Tara, interpretada por una inmejorable y absolutamente fascinante Mia McKenna-Bruce, es la única del grupo que todavía es virgen. La presión social le hace querer perderla cuanto antes y, quizá, tener la valoración completa que siente sus amigas no tienen de ella. Así, cuando uno ha visto la película, y los títulos de crédito empiezan a salir, se encuentra con lágrimas corriendo por sus mejillas. “Está bien”, dice Tara en un momento de la película. Pero no, no lo está.

A la directora no le interesa tachar la cultura fiestera como insensible ni condenar a todos los adolescentes como depredadores sexuales. Manning Walker encuentra matices por todas partes: Badger (interpretado por Shaun Thomas), el primer amigo que conoce el trío al llegar en sus vacaciones, es amable, pero ingenuamente egoísta; en cambio, Paddy (al que da vida Samuel Bottomley), su mejor amigo, es repulsivo, pero está condicionado a ello por una férrea educación impregnada de masculinidad tóxica.
Sin ser una película en ningún momento violenta, es una película muy bruta, porque habla de lo que realmente pasa. Una película que deberían ver muchas y, sobre todo, muchos jóvenes de hoy en día. El querer tener sexo cuanto antes hace que Tara tenga una primera experiencia espantosa, acrecentada por los días que le siguen. No está a gusto consigo misma y, a la vez, siente que no tiene a quien contárselo. Siente que está sola.

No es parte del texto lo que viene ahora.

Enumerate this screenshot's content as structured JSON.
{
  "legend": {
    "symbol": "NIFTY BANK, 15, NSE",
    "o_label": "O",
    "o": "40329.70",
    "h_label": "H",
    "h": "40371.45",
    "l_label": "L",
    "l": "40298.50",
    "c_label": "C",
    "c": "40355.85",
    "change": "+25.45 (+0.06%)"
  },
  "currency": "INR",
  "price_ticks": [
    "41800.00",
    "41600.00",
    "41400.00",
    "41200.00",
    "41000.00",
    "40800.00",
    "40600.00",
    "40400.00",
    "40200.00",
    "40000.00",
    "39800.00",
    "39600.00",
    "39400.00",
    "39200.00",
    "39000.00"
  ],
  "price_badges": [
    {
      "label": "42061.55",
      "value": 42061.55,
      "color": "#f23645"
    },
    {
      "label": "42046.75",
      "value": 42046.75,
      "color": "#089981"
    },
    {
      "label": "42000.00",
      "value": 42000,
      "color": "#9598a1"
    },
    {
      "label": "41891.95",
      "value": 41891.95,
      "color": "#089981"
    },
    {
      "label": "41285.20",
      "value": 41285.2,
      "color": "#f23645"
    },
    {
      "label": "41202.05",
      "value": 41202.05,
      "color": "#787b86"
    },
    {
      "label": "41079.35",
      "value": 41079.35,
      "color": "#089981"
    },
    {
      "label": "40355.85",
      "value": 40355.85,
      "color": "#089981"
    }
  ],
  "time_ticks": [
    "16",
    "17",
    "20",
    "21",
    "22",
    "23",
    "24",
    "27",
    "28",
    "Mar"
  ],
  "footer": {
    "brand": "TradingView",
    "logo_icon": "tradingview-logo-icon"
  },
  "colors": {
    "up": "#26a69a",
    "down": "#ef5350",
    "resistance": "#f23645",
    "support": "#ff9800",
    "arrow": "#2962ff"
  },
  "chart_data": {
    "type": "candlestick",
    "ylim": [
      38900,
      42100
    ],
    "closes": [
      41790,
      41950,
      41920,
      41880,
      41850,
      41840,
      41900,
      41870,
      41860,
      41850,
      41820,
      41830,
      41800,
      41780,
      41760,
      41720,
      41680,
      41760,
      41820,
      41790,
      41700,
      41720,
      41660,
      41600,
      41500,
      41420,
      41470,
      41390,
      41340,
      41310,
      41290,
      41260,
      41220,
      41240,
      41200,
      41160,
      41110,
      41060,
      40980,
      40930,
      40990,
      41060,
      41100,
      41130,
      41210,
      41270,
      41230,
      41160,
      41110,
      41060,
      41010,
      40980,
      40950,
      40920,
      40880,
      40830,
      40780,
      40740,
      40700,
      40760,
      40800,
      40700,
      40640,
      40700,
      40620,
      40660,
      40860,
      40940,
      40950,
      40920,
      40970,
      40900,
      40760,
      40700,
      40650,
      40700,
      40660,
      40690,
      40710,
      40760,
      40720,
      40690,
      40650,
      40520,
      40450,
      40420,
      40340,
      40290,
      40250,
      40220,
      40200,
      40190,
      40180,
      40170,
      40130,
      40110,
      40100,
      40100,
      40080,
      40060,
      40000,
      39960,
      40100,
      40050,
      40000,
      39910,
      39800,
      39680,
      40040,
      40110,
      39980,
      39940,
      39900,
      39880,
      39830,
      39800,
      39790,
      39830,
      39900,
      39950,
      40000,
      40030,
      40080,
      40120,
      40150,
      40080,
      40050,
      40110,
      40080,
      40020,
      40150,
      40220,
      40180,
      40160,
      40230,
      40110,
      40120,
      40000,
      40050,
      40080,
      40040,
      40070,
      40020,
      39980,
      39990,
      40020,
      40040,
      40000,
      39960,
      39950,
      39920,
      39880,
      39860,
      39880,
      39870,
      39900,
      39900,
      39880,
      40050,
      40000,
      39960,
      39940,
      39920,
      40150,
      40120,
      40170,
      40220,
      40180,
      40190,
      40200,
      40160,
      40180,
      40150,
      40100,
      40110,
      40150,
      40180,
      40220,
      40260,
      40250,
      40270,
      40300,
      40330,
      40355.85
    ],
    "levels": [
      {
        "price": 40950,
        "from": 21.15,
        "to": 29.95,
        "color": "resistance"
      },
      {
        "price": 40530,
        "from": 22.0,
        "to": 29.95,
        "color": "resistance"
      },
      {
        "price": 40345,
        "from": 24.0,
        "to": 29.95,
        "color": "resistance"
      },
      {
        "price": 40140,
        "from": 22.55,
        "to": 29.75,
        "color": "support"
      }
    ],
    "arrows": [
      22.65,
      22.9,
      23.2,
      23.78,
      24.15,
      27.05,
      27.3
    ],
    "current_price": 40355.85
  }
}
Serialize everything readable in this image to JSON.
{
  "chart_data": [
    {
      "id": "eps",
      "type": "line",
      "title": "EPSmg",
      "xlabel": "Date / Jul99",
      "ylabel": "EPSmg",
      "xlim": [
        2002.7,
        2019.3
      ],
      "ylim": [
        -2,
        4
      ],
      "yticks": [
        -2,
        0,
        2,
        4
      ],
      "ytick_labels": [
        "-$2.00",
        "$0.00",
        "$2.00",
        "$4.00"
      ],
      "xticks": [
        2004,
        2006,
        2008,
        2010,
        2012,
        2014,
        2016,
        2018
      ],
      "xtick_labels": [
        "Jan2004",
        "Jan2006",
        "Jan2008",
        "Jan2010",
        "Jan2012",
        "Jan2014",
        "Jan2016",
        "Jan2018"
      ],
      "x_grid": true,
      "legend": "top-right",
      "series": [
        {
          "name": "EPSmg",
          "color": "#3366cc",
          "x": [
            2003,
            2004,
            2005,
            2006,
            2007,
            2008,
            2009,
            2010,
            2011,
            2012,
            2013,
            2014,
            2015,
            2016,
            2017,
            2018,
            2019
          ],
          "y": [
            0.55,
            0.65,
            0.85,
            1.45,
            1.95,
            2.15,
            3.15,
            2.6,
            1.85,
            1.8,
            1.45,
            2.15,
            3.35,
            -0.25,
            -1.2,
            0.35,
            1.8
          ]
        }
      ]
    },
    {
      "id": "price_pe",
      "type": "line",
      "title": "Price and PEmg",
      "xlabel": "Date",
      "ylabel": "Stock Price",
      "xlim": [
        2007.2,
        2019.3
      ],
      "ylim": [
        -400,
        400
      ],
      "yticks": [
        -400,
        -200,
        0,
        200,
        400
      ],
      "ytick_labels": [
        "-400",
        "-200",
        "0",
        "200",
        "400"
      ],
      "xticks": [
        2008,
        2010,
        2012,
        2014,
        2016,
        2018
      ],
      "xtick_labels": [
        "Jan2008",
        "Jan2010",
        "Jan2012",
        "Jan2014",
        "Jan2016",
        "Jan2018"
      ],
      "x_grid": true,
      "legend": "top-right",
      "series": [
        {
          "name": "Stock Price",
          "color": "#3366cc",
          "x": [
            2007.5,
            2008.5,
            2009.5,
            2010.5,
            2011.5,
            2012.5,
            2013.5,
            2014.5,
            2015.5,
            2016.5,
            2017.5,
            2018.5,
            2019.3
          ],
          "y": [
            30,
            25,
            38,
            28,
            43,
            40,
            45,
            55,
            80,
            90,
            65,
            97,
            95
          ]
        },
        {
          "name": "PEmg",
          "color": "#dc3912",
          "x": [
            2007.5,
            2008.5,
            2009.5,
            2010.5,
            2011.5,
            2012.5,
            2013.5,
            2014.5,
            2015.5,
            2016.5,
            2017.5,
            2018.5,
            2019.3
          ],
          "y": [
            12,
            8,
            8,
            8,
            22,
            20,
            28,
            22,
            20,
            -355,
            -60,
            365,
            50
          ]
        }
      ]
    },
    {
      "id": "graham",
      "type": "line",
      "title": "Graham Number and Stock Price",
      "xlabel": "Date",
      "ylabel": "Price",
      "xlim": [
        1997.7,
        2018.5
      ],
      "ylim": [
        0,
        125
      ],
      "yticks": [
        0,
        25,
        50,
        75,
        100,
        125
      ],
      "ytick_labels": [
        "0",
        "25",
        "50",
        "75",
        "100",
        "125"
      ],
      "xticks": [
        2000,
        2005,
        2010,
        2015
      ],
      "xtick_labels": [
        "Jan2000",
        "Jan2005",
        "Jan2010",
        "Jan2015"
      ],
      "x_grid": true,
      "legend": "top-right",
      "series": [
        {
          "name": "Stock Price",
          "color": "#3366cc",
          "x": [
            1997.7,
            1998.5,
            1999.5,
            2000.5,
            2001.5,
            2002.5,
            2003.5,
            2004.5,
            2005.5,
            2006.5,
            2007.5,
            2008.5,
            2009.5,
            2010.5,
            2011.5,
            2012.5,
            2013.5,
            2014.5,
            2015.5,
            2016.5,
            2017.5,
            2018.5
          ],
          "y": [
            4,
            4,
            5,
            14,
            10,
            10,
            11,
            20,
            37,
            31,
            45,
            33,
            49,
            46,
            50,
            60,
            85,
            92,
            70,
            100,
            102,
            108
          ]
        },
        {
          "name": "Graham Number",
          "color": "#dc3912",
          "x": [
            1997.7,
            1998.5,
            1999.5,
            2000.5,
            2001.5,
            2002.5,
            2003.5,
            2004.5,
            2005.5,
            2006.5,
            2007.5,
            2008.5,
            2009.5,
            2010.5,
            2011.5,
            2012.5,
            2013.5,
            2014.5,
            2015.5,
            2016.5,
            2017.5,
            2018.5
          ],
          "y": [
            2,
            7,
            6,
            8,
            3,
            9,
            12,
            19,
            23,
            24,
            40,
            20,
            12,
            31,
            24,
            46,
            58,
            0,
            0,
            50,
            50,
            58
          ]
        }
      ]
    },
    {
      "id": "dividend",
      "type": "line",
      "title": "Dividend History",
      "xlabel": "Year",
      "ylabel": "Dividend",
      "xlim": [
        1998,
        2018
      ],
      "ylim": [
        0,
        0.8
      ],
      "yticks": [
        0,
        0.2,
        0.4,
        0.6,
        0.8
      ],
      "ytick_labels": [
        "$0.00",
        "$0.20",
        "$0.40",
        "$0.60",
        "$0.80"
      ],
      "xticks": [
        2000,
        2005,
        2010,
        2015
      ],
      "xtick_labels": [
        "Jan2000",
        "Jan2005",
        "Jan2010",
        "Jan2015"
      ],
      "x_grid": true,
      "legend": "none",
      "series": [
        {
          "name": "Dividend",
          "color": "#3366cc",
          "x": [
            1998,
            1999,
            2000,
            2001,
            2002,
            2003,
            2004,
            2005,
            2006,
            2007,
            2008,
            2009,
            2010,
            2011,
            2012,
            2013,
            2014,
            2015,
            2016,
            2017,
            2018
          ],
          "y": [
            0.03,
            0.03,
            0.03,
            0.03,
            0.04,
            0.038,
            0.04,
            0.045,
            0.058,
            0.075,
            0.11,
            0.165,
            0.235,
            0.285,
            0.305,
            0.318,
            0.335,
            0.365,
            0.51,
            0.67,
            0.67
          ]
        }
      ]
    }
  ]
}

How to Have Sex propone la conversación. Propone preguntas a las que no ofrece respuestas claras, pero su mera existencia hará que el público se plantee sus propias experiencias. ¿Hasta dónde hemos llegado como sociedad? ¿Es normal que, cada vez, más niñas sientan la necesidad de perder la virginidad cuanto antes? ¿De ser adultas antes de tiempo? ¿Dónde está la línea que separa la coacción del consentimiento? Es una película sobre cosas que, tristemente, ocurren todo el tiempo. Cosas que dejan cicatrices en las vidas de los jóvenes pero de las que, por suerte, uno puede repararse.